Moonshot subclasses AnthropicProvider and uses a hardcoded knownModels list in getAvailableLanguageModels() (not a live fetch). To add a Kimi model, add its id to that array in packages/runtime/src/providers/moonshot-provider.ts.


Verify

After any change:

1. Build protocol if you changed api-types.ts.

cd packages/protocol && npm run build

2. Type-check.

npm run typecheck

3. Confirm the provider returns models (requires the API key in secrets or env).

npm run dev:nodetool -- info --json | grep acme

Or run a single chat to exercise the full path:

npm run dev:chat -- --provider acme --model <model-id>

4. Single-node smoke test (chat node via the provider).

npm run dev:nodetool -- node run nodetool.text.TextGenerationNode \
  --props '{"provider":"acme","model":"<model-id>","prompt":"hello"}'

5. Full suite.

npm run check

How past PRs did it

Commit 25b0623f (merged as PR #3377) introduced the five OpenAI-subclass providers in one shot. It added:

  • packages/runtime/src/providers/cerebras-provider.ts (85 lines)
  • packages/runtime/src/providers/cohere-provider.ts (162 lines)
  • packages/runtime/src/providers/deepseek-provider.ts (92 lines)
  • packages/runtime/src/providers/groq-provider.ts (85 lines)
  • packages/runtime/src/providers/mistral-provider.ts (115 lines)
  • packages/runtime/src/providers/moonshot-provider.ts (65 lines)
  • packages/runtime/src/providers/openrouter-provider.ts (225 lines, with image-gen extras)

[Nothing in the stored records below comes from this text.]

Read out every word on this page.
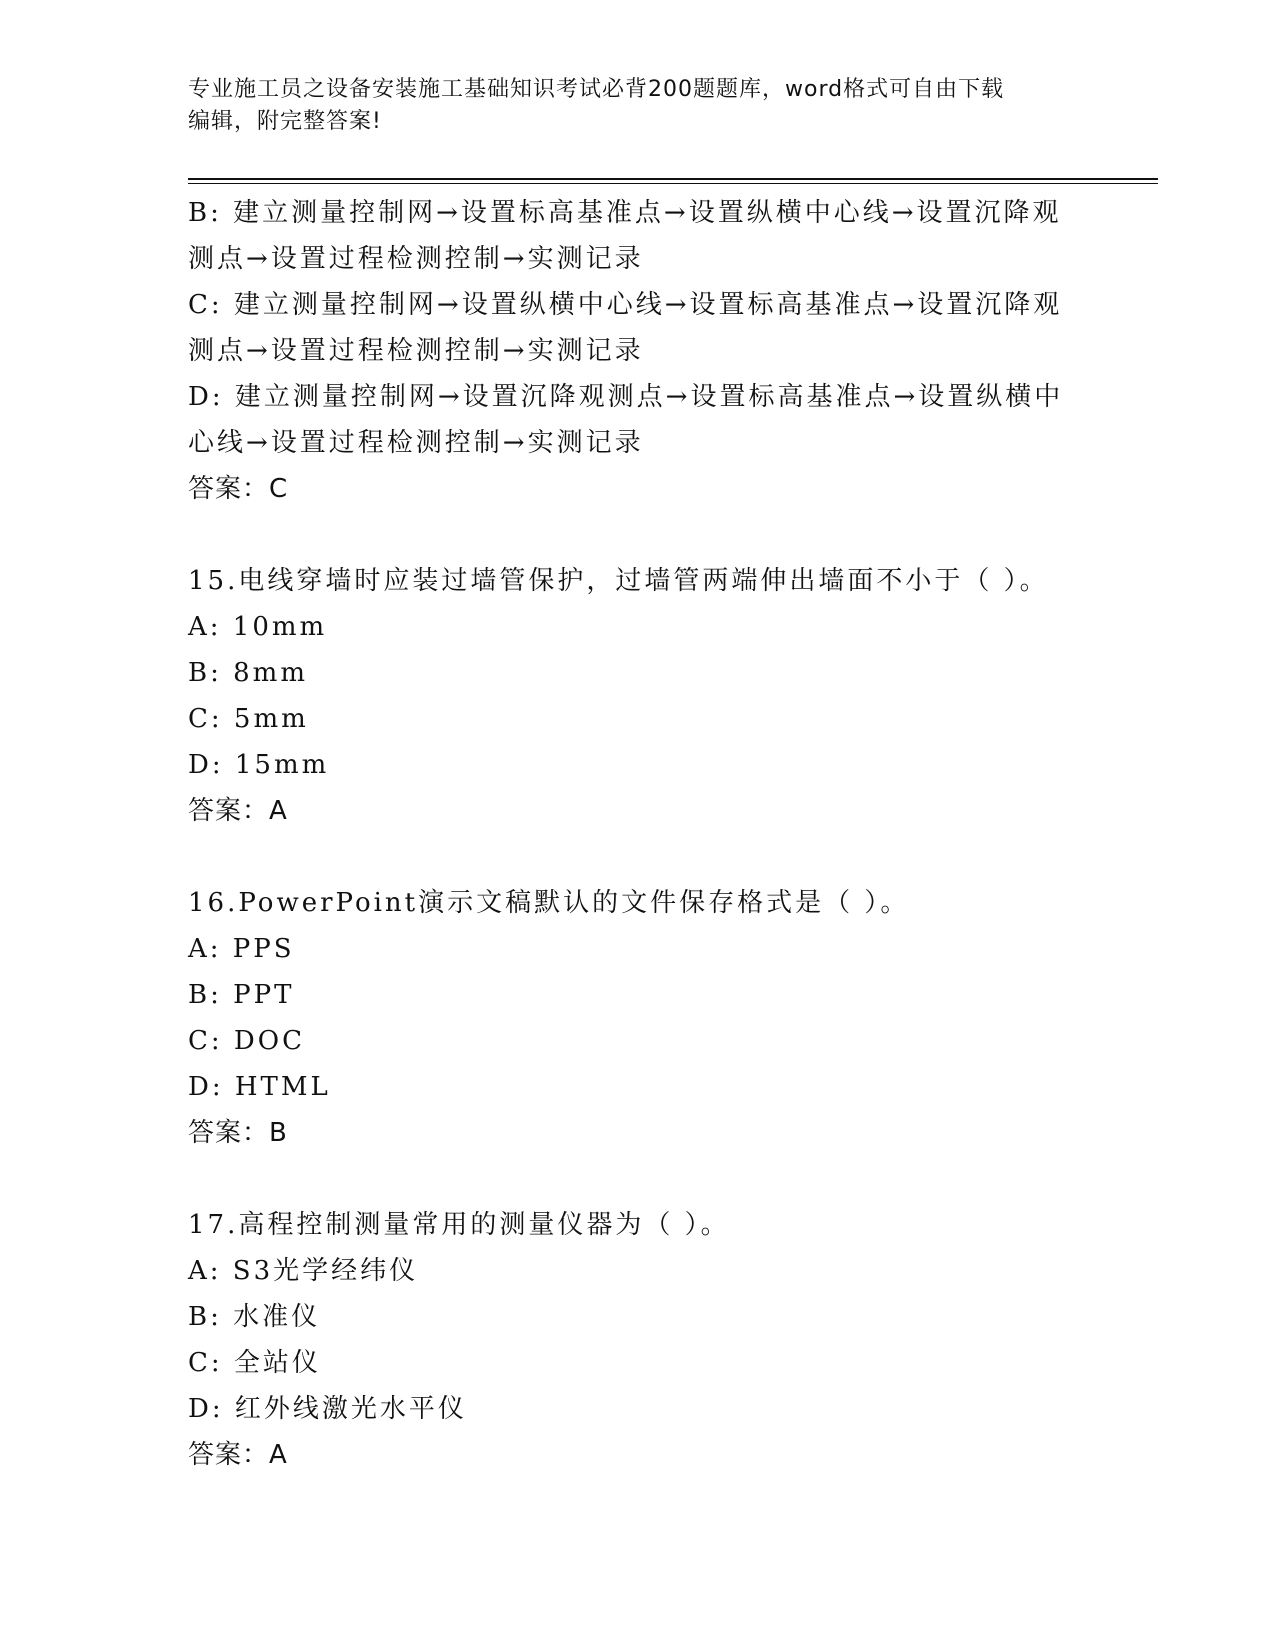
专业施工员之设备安装施工基础知识考试必背200题题库，word格式可自由下载
编辑，附完整答案!
B: 建立测量控制网→设置标高基准点→设置纵横中心线→设置沉降观
测点→设置过程检测控制→实测记录
C: 建立测量控制网→设置纵横中心线→设置标高基准点→设置沉降观
测点→设置过程检测控制→实测记录
D: 建立测量控制网→设置沉降观测点→设置标高基准点→设置纵横中
心线→设置过程检测控制→实测记录
答案：C
15.电线穿墙时应装过墙管保护，过墙管两端伸出墙面不小于（ ）。
A: 10mm
B: 8mm
C: 5mm
D: 15mm
答案：A
16.PowerPoint演示文稿默认的文件保存格式是（ ）。
A: PPS
B: PPT
C: DOC
D: HTML
答案：B
17.高程控制测量常用的测量仪器为（ ）。
A: S3光学经纬仪
B: 水准仪
C: 全站仪
D: 红外线激光水平仪
答案：A
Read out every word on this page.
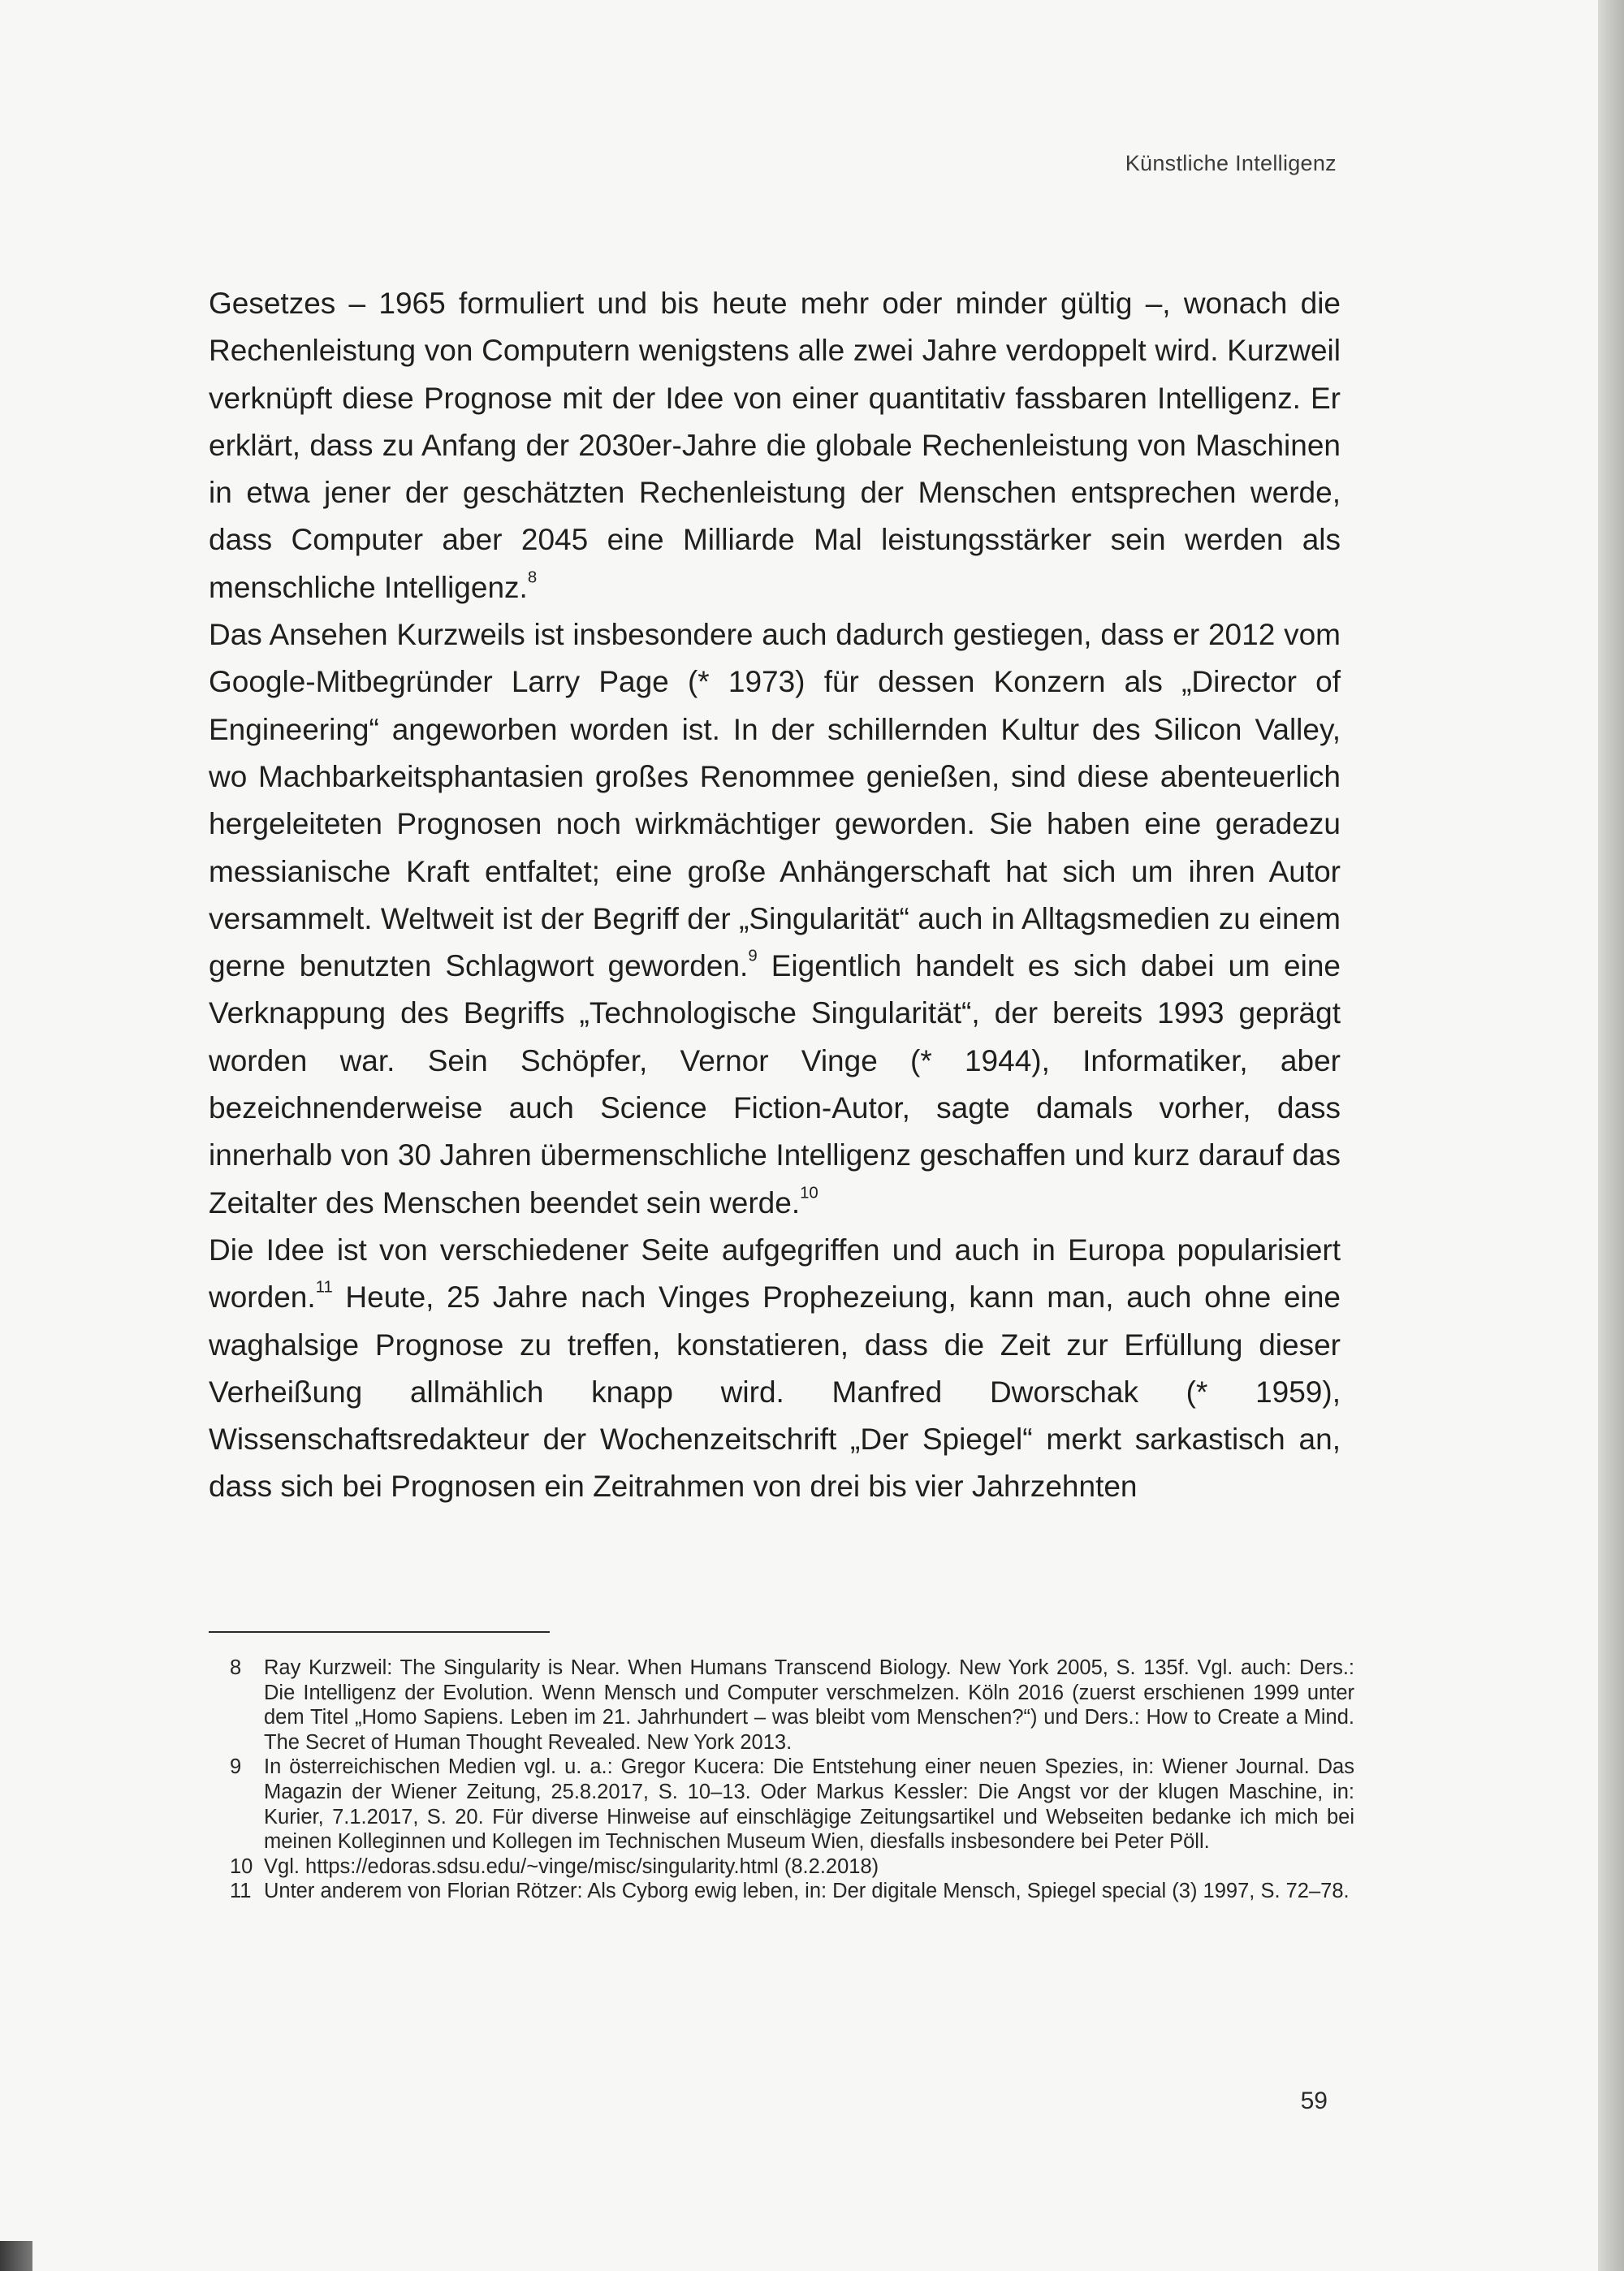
Künstliche Intelligenz

Gesetzes – 1965 formuliert und bis heute mehr oder minder gültig –, wonach die Rechenleistung von Computern wenigstens alle zwei Jahre verdoppelt wird. Kurzweil verknüpft diese Prognose mit der Idee von einer quantitativ fassbaren Intelligenz. Er erklärt, dass zu Anfang der 2030er-Jahre die globale Rechenleistung von Maschinen in etwa jener der geschätzten Rechenleistung der Menschen entsprechen werde, dass Computer aber 2045 eine Milliarde Mal leistungsstärker sein werden als menschliche Intelligenz.$^8$

Das Ansehen Kurzweils ist insbesondere auch dadurch gestiegen, dass er 2012 vom Google-Mitbegründer Larry Page (* 1973) für dessen Konzern als „Director of Engineering“ angeworben worden ist. In der schillernden Kultur des Silicon Valley, wo Machbarkeitsphantasien großes Renommee genießen, sind diese abenteuerlich hergeleiteten Prognosen noch wirkmächtiger geworden. Sie haben eine geradezu messianische Kraft entfaltet; eine große Anhängerschaft hat sich um ihren Autor versammelt. Weltweit ist der Begriff der „Singularität“ auch in Alltagsmedien zu einem gerne benutzten Schlagwort geworden.$^9$ Eigentlich handelt es sich dabei um eine Verknappung des Begriffs „Technologische Singularität“, der bereits 1993 geprägt worden war. Sein Schöpfer, Vernor Vinge (* 1944), Informatiker, aber bezeichnenderweise auch Science Fiction-Autor, sagte damals vorher, dass innerhalb von 30 Jahren übermenschliche Intelligenz geschaffen und kurz darauf das Zeitalter des Menschen beendet sein werde.$^{10}$

Die Idee ist von verschiedener Seite aufgegriffen und auch in Europa popularisiert worden.$^{11}$ Heute, 25 Jahre nach Vinges Prophezeiung, kann man, auch ohne eine waghalsige Prognose zu treffen, konstatieren, dass die Zeit zur Erfüllung dieser Verheißung allmählich knapp wird. Manfred Dworschak (* 1959), Wissenschaftsredakteur der Wochenzeitschrift „Der Spiegel“ merkt sarkastisch an, dass sich bei Prognosen ein Zeitrahmen von drei bis vier Jahrzehnten

8	Ray Kurzweil: The Singularity is Near. When Humans Transcend Biology. New York 2005, S. 135f. Vgl. auch: Ders.: Die Intelligenz der Evolution. Wenn Mensch und Computer verschmelzen. Köln 2016 (zuerst erschienen 1999 unter dem Titel „Homo Sapiens. Leben im 21. Jahrhundert – was bleibt vom Menschen?“) und Ders.: How to Create a Mind. The Secret of Human Thought Revealed. New York 2013.
9	In österreichischen Medien vgl. u. a.: Gregor Kucera: Die Entstehung einer neuen Spezies, in: Wiener Journal. Das Magazin der Wiener Zeitung, 25.8.2017, S. 10–13. Oder Markus Kessler: Die Angst vor der klugen Maschine, in: Kurier, 7.1.2017, S. 20. Für diverse Hinweise auf einschlägige Zeitungsartikel und Webseiten bedanke ich mich bei meinen Kolleginnen und Kollegen im Technischen Museum Wien, diesfalls insbesondere bei Peter Pöll.
10 Vgl. https://edoras.sdsu.edu/~vinge/misc/singularity.html (8.2.2018)
11 Unter anderem von Florian Rötzer: Als Cyborg ewig leben, in: Der digitale Mensch, Spiegel special (3) 1997, S. 72–78.
59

All seven were wired into index.ts in that same commit. To see the full diff: git show 25b0623f.

Commit 34599547 (“refactor(providers): centralize provider IDs in protocol”) moved provider id strings out of scattered literals and into PROVIDER_IDS in @nodetool-ai/protocol. Any new provider follows the post-refactor convention: constant in protocol, PROVIDER_IDS.X everywhere else.